Many here will remember my Body Inc workouts with, or in the presence of, Wally Downes, Nigel Theophilus, Tom Walcott, Robert Lansiquot, Philip J. Pierre, Damian Greaves, Julian Felix, some really buffed ladies including Monica Dudley, Velda (now operator of Vel’s Gym) and others not worth mentioning (just kidding, guys and gals, just
kidding!). And then, just two years ago, something altogether unsettling gave me
good reason to visit a local physician. Be sure to read about that and much more in
my next installment. I promise you’ll sit up and think as you’ve never before done.
What I experienced over the last 24 months was definitely no Road to Damascus conversion, but it has certainly left me a man reborn. I feel today far more considerate of fellow human beings, even though I remain more than ever intolerant of BS, regardless of the source.
I’ve become more sympathetic to the plight of others— and acquired a comforting new appreciation of the fact that no matter how bad your current situation, countless others are enduring circumstances a great deal worse.
But lest you again understand me too quickly, dear Doubting Thomas, permit me to reassure you that I’m still as, er, demonic (I know, I know, exactly as you suspected!) as usual but now I have eyes capable of seeking far clearer than before, both up-close and long-distance, the world we live in.
I seem abruptly to have acquired a new sensibility that permits me actually to place myself in the shoes of others who may have put their foot in it one time too often, so to speak. Perhaps best of all, I now have learned of the meaning of true friendship. I know now the lapidary differencebetween varieties of hangers-on and a reliable support system!
In closing, a few titillations: have you ever wondered how many Saint Lucians die each day, but not from some fatal disease or even old age?
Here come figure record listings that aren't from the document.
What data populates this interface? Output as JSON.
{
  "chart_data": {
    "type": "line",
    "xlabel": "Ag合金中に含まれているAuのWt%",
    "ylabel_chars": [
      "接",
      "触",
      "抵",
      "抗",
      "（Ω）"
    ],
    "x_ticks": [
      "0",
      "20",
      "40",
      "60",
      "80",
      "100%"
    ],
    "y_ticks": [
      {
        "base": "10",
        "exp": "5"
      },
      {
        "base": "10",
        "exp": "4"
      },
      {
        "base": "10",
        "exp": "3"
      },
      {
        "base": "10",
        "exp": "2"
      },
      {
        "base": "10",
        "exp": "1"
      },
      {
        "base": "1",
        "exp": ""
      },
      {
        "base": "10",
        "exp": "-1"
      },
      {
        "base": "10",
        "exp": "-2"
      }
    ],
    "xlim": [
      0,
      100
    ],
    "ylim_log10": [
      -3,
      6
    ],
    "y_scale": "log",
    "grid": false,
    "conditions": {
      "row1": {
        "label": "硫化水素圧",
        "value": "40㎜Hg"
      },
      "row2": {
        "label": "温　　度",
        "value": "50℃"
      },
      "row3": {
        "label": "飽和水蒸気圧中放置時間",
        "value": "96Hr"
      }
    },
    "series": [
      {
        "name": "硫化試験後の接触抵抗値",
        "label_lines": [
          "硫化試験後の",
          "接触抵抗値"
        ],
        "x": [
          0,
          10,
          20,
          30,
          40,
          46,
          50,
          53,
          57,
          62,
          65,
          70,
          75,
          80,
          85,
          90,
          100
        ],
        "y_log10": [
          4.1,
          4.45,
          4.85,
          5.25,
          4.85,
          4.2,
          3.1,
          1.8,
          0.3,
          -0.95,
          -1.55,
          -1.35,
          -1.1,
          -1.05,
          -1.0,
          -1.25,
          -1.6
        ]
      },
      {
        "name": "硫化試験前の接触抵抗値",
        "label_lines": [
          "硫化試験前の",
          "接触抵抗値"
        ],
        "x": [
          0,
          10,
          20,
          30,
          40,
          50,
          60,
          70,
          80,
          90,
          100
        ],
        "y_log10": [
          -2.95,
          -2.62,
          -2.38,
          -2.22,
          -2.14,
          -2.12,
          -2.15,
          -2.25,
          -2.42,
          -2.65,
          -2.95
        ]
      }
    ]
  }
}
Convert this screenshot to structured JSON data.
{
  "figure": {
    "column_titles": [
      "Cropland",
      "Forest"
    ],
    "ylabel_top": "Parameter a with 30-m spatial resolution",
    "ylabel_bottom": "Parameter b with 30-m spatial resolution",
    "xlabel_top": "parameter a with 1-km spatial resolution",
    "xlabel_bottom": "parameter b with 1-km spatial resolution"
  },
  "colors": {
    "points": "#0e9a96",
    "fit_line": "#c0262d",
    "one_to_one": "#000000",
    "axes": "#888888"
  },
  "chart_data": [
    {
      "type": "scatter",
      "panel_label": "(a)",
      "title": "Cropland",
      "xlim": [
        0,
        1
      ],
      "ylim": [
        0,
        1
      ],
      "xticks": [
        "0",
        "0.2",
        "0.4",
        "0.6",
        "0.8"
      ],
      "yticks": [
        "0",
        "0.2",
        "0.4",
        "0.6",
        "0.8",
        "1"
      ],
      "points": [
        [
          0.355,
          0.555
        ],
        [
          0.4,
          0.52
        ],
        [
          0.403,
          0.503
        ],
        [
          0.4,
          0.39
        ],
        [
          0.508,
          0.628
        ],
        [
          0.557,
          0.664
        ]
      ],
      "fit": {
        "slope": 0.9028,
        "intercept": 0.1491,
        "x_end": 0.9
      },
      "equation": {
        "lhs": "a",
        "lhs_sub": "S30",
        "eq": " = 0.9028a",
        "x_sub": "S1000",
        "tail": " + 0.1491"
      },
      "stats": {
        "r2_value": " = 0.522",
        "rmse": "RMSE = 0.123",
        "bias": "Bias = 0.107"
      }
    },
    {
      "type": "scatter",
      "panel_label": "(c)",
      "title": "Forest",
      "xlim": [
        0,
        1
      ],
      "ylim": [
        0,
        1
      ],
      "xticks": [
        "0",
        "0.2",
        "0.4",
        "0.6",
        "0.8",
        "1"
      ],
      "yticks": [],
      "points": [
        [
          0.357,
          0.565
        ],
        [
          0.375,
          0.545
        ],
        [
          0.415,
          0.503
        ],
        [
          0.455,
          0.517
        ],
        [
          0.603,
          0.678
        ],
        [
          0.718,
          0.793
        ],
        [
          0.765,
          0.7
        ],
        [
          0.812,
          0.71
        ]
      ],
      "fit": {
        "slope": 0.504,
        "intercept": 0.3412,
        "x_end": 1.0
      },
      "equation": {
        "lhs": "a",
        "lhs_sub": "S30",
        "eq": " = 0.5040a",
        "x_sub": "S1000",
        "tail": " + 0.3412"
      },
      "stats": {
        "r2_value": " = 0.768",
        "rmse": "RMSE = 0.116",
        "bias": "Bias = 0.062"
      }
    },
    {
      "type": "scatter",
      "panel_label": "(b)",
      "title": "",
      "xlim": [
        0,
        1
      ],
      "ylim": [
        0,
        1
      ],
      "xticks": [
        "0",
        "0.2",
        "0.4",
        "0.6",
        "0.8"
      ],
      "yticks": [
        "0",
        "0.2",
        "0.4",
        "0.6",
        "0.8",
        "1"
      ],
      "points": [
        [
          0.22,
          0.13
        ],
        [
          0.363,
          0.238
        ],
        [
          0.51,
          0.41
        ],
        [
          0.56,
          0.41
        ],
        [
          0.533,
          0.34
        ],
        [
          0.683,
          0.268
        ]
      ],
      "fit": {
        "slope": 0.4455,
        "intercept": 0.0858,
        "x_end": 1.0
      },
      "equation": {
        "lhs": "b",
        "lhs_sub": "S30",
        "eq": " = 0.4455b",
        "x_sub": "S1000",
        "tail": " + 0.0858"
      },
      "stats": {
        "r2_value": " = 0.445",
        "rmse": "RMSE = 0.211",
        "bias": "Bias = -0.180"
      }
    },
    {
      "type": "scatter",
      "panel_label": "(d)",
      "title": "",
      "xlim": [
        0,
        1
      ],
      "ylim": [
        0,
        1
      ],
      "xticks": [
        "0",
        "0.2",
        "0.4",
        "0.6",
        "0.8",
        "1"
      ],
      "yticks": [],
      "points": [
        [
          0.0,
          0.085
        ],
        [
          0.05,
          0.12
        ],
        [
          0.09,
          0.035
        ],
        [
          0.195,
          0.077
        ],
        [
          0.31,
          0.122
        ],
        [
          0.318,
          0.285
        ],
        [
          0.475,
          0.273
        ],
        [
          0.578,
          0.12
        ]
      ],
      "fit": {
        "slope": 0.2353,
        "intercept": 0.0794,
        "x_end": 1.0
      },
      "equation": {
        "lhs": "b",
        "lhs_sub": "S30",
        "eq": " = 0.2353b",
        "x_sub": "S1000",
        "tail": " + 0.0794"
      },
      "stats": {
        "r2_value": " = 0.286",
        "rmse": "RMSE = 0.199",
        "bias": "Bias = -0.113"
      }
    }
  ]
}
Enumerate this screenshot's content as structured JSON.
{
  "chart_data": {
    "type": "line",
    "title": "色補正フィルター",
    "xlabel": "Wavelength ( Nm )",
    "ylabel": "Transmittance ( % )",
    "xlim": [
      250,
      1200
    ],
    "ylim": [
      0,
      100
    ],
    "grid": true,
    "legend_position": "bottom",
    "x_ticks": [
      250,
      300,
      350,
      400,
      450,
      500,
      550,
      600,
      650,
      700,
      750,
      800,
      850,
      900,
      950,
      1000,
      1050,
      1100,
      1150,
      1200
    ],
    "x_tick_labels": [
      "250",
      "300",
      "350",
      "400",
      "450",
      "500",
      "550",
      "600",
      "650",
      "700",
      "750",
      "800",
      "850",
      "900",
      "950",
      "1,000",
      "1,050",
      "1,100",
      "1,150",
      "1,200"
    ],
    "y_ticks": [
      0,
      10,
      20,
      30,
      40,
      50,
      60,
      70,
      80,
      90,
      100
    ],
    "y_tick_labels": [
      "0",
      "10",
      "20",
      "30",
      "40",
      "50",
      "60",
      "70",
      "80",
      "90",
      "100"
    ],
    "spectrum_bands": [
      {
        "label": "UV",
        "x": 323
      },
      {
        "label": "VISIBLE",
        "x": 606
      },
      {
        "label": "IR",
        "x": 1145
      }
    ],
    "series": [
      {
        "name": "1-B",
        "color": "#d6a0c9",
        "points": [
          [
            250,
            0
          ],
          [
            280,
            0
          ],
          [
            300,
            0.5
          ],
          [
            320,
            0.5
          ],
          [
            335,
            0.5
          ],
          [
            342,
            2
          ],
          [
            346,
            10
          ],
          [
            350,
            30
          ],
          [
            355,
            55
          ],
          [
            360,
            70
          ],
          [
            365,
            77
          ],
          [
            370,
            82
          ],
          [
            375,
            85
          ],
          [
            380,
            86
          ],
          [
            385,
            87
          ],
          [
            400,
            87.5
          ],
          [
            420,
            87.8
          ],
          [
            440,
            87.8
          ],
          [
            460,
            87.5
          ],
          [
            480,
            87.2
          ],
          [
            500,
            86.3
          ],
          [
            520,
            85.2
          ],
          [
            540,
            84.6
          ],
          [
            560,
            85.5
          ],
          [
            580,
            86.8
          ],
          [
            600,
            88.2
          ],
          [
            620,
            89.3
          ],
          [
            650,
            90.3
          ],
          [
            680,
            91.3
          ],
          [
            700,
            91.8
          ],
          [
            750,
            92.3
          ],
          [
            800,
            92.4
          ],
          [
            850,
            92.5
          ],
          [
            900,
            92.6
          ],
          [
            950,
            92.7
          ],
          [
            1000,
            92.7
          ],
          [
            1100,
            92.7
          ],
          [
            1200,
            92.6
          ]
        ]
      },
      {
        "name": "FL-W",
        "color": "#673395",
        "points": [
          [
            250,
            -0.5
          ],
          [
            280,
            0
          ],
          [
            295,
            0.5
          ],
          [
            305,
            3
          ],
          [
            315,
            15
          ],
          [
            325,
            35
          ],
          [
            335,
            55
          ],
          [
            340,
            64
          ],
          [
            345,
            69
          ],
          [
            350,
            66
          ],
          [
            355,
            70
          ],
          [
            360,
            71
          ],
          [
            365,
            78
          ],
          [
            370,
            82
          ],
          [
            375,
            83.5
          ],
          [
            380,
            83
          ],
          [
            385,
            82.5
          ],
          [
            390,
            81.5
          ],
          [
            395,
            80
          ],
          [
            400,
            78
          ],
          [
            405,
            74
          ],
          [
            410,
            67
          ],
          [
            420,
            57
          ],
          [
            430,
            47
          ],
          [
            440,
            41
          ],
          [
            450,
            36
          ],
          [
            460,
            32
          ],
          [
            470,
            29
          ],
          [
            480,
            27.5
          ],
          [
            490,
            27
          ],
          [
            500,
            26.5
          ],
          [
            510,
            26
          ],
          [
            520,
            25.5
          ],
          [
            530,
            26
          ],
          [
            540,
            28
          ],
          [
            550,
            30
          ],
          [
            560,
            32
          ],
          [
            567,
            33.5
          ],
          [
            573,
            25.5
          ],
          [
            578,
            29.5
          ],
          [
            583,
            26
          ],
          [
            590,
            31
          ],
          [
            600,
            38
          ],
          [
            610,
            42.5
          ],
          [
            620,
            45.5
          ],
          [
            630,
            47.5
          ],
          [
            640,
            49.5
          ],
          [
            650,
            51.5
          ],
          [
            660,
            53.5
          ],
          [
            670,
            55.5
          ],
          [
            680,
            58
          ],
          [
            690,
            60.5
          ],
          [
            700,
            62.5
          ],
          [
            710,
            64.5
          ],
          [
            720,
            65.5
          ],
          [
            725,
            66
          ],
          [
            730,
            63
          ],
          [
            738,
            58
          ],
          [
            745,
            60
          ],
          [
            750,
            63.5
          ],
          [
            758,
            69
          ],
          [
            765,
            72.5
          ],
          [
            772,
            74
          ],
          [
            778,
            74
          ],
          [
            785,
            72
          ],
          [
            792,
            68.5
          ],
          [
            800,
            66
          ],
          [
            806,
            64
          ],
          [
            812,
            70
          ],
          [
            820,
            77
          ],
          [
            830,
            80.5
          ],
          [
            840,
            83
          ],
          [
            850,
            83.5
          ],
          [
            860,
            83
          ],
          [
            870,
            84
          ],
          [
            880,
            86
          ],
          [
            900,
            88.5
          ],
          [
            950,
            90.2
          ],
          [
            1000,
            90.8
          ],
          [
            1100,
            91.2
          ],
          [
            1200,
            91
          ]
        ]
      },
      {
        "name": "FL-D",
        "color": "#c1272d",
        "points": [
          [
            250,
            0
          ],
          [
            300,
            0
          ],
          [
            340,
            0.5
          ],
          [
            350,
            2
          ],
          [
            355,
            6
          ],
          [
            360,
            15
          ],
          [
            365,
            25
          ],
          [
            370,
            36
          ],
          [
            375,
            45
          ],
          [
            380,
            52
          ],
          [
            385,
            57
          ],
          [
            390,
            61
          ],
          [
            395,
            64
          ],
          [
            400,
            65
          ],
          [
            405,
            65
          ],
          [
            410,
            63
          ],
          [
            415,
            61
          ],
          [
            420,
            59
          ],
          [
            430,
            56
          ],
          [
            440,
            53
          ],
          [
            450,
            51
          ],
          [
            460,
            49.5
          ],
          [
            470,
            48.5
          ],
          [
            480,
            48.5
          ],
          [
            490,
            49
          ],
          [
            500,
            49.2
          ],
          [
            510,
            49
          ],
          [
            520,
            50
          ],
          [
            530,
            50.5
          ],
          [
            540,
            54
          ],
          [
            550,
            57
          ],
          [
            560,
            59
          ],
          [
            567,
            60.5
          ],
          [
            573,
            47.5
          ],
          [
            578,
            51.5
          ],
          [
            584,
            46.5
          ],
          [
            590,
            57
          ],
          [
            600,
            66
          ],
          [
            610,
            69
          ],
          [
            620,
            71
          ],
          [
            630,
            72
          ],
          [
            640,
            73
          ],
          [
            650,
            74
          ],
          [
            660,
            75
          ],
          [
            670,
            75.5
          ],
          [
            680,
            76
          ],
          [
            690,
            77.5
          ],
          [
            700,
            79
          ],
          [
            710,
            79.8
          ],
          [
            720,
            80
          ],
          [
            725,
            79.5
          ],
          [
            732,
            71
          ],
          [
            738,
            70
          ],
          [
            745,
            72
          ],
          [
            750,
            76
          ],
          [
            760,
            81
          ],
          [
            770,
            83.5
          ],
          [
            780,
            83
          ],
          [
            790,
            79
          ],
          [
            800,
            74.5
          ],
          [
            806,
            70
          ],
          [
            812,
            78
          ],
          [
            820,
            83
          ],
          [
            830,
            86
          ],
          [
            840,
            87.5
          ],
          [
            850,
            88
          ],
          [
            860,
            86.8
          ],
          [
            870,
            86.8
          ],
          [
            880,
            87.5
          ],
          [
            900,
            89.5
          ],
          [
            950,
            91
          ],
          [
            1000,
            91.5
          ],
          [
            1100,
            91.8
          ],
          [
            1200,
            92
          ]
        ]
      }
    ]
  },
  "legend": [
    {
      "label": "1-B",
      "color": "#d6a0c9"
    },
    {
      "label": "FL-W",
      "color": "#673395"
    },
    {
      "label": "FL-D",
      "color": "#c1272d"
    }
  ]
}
Would you believe more succumb to the countless fallouts from abject poverty than from killer diseases? Can you bring yourself even to imagine the numbers not yet quite forty years old who paid the highest price simply because they could not meet the cost of life-saving tests and MRIs? How many Saint Lucians do you suppose expire daily from complications related to ailments generally considered not fatal because, for reasons beyond their control, the ailments went undetected until it was too late to make a difference?
Consider, if you dare, the scores of povertystricken children all over Saint Lucia who, for months before they succumbed, had suffered horribly—whether from hereditary diseases or malnutrition—and for whom (to borrow a biblical phrase) “it would’ve been better had they never been born.”
How many of us go to bed nightly without even a thought for the particularly unfortunate, whether because of our own selfishness or because the sick and starving are conveniently out of sight?
Recently there was much ado (for the usual two days!) about a young man in a wheelchair who ostensibly had been given the special opportunity to score some STEP dollars.
How many of us saw through the related wall-to-wall hypocrisy of certain crowing government officials, their echoing shameless sycophants and damning detractors, all of them as predictable as only party hacks can be?
How many readers of this newspaper were sickened by the dutiful calls to Newsspin, some to praise “our compassionate government for affording work opportunities to the differently abled,” others to denounce the same officials for their demonstrated callousness in “placing at risk an unfortunate young person obviously ill-equipped for the hard labor normally associated with STEP.”
When did we start caring about our poor, sick and tired huddled masses? Brace your cosseted consciences, dear avowed Christian soldiers, I’m here to tell you that while it is built on boulders of inconvenient truths too long sidestepped—the road to bottomless perdition remains ever vulnerable to courageous corrective action!